Questions to ask of Real Utopian Proposals


1. Normative Foundations:  What are the fundamental goals the proposal hopes to achieve, and what are the normative principles embodied in those goals? This is not always a simple question. Thus, for example, in talking about universal basic income, it is not really enough to say that this proposal reflects a commitment to egalitarian values. What is needed is a clarification of what kind of egalitarian principle basic income is thought to embody, what the egalitarian ideal really consists of. There may, of course, be more than one value in play in any proposal.

2. Design Principles. What precisely are the institutional design principles of the proposal? How is it supposed to work? What are the “rules”?

3.  Context  Conditions. Are there conditions in the social/institutional context of a proposal that are essential for its viability? How restrictive are those conditions – are they very exacting, or fairly loose? In workers’ coops, for example, there may be hostile or conducive conditions in the broader political economy which make it easy or difficult to establish coops and reproduce them over time – things like public subsidies, tax policy, credit policies, etc.

4. The problem of robust sustainability. Are there internal contradictions within the proposal that make the reproduction of the project difficult over time? Does the dynamic over time of the institution tend to reinforce or undermine its viability?  For example, basic income may reduce labor supply to the point that the basic income cannot be financed through taxation.

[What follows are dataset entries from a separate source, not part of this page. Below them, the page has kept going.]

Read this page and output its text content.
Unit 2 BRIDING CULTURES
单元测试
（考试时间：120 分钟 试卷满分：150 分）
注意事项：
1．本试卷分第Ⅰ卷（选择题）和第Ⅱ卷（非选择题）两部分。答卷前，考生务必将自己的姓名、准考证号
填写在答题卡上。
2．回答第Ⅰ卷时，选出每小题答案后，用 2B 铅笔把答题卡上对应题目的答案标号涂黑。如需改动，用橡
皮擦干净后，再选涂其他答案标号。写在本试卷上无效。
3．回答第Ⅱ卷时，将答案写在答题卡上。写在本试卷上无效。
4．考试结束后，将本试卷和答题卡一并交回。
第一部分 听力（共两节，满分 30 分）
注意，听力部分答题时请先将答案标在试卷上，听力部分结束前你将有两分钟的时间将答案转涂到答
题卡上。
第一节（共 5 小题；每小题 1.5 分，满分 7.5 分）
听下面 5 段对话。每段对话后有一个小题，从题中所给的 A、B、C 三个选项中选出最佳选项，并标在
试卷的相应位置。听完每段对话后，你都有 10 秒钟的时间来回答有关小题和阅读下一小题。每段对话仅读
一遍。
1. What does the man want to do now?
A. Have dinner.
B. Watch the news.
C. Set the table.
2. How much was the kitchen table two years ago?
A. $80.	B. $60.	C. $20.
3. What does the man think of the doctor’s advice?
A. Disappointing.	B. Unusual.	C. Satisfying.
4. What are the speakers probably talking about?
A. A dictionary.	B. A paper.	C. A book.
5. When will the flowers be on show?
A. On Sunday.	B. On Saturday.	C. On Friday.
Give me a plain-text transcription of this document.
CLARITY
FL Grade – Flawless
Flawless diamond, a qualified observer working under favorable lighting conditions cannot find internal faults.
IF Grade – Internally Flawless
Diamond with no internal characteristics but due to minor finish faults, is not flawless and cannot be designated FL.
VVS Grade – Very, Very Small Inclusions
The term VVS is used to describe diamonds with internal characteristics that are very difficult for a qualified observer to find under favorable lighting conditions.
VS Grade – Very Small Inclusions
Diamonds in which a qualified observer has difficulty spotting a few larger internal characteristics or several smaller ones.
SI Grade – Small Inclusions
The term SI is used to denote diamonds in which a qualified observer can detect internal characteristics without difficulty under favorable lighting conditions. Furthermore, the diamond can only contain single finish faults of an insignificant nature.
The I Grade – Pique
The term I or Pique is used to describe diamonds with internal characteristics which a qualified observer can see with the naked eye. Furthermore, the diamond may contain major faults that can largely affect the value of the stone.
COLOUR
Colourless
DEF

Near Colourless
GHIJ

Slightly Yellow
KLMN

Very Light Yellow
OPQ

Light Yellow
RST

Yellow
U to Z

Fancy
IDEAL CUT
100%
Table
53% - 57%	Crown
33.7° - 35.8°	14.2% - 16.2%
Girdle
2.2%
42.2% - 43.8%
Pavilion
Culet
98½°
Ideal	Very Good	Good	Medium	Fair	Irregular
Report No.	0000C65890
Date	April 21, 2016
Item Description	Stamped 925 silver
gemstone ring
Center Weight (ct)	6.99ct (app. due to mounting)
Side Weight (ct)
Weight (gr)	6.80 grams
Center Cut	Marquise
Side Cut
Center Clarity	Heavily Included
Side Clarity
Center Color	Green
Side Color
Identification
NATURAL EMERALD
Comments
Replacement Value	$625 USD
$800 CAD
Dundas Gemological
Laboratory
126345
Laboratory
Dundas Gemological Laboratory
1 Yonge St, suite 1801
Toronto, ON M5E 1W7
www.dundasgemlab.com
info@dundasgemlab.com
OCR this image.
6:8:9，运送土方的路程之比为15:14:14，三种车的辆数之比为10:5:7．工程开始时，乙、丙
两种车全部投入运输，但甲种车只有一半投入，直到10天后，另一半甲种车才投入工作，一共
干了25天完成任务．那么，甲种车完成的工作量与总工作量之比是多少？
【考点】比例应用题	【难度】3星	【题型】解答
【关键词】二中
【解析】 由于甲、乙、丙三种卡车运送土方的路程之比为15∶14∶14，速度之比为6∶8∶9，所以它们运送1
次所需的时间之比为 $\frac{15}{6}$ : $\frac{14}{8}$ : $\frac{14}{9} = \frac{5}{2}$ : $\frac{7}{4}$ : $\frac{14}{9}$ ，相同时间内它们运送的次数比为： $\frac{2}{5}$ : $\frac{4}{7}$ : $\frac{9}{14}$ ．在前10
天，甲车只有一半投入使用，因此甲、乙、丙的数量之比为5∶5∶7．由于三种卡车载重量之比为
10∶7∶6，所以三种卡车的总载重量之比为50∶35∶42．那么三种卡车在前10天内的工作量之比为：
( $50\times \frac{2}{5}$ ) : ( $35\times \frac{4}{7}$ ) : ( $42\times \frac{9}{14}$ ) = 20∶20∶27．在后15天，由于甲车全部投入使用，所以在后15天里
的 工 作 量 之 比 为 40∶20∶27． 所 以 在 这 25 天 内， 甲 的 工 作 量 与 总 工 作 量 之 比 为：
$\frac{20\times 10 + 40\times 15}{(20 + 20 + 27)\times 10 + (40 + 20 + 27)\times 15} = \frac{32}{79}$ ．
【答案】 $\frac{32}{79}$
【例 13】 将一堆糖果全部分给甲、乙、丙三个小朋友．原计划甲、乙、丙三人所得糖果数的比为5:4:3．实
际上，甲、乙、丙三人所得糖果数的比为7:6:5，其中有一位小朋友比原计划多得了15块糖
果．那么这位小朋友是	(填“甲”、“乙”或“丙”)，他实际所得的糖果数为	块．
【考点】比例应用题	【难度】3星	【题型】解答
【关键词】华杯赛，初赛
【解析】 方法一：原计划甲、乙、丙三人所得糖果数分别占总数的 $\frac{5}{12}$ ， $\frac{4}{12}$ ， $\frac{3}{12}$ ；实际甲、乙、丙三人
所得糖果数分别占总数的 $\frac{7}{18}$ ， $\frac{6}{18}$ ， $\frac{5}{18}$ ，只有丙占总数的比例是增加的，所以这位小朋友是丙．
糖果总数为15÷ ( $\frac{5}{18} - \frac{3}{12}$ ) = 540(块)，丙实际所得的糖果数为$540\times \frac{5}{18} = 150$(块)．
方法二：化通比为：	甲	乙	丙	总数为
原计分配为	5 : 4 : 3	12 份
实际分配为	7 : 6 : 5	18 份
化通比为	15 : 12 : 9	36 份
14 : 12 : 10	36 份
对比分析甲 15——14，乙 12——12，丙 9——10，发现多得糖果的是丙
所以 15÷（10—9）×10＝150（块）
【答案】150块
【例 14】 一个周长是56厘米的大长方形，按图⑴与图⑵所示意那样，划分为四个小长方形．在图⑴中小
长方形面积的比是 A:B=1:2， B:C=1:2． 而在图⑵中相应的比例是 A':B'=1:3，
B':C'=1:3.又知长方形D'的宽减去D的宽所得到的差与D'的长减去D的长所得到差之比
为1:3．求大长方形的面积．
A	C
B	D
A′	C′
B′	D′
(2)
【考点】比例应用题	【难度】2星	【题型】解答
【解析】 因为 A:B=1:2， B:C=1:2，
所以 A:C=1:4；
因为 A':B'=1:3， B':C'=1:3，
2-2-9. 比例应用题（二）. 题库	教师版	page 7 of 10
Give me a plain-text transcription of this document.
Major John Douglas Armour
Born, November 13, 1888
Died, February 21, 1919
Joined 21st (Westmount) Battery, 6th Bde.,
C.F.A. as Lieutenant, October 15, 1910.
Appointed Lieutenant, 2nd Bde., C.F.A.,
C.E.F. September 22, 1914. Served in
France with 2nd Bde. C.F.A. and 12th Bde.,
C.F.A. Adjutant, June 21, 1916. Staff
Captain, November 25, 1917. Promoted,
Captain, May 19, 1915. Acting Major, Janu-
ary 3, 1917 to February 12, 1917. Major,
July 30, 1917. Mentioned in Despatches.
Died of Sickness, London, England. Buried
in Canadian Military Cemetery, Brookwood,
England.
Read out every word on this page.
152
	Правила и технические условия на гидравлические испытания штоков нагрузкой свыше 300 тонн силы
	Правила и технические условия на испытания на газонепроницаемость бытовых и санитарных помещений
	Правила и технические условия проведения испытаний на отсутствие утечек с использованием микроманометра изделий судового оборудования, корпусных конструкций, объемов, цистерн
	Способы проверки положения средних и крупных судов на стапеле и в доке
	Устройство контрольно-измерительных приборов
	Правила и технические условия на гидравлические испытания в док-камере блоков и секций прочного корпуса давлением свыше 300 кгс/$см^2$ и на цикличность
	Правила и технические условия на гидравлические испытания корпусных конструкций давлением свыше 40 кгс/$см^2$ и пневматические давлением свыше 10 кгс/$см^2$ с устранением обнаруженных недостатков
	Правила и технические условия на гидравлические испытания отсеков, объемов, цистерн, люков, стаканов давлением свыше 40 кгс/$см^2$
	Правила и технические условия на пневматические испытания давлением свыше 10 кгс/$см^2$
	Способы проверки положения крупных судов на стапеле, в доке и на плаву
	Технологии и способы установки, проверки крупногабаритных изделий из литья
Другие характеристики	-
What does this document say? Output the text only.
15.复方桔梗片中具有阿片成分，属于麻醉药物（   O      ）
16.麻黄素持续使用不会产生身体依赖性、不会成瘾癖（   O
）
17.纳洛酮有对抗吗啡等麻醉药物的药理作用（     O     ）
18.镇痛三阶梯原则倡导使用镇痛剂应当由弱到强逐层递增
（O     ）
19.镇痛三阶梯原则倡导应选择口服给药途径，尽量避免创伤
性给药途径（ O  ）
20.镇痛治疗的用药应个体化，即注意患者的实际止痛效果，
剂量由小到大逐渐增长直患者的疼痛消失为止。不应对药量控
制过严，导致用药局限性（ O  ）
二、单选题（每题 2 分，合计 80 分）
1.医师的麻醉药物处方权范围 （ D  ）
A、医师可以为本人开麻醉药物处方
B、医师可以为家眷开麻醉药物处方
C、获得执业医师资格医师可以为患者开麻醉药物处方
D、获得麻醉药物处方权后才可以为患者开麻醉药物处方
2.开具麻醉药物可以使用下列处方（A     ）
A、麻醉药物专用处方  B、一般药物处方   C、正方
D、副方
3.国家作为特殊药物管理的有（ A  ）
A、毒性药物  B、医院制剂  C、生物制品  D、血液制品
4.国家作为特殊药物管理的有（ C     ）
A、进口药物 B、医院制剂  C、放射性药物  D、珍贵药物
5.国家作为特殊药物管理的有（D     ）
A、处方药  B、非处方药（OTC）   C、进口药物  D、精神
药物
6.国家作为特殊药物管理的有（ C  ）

5. Scalability. Some proposals can be instituted in small scale, local settings, but cannot be scaled up. A worker coop, for example, is certainly much easier in a small taxi cooperative or a farm than in a multinational automotive corporation. Deliberative democracy is easier in a town than in a large nation state. So, for every proposal it is important to think about scale issues.

6. Divisibility. Can the proposal be partially implemented in ways that would accomplish some of its goals, or is the institutional design basically an all-or-nothing design? Are there critical threshold effects in the implementation of the proposal so that the positive effects only kick in after some threshold is reached? A very small basic income may generate none of the desirable effects of a generous BI, but a modest basic income might. Weak forms of deliberative democracy might still be improvement over purely representative democracy; or, perhaps, weak forms would lose the advantages of representative democracy without the gains of deliberative democracy.

7. Negative unintended consequences. Every institutional innovation has unintended consequences – side effects other than those which are the goals of the innovation. Some of these may be positive, unintended yet desirable effects. But some may be negative. Language policies that subsidize minority languages in the name of cultural diversity may increase the isolation of a minority culture, reduce social integration, and increase hostility. Central planning in socialist economies, designed to eliminate the “anarchy of production” of the market, may generate all sorts of pathologies of planning irrationality.

8. Positive unintended consequences. Often with wide-ranging institutional innovations there can be positive effects others than those that motivate the innovation. Basic income, for example, may increase political activism and the arts by providing a wage subsidy for non-commodified activity.

9. Political feasibility. What kinds of political economic conditions are likely to be needed to institute a particular kind of proposal? Some proposals may be possible without political mobilization: a group of people can self-organize a workers coop. Others require massive collective action: market socialism cannot be instituted from below. Political conditions include such things as: the necessary coalition of social forces for a proposal to be supported, the power of the potential political opposition, the procedural rules in state institutions that might block a proposal, etc.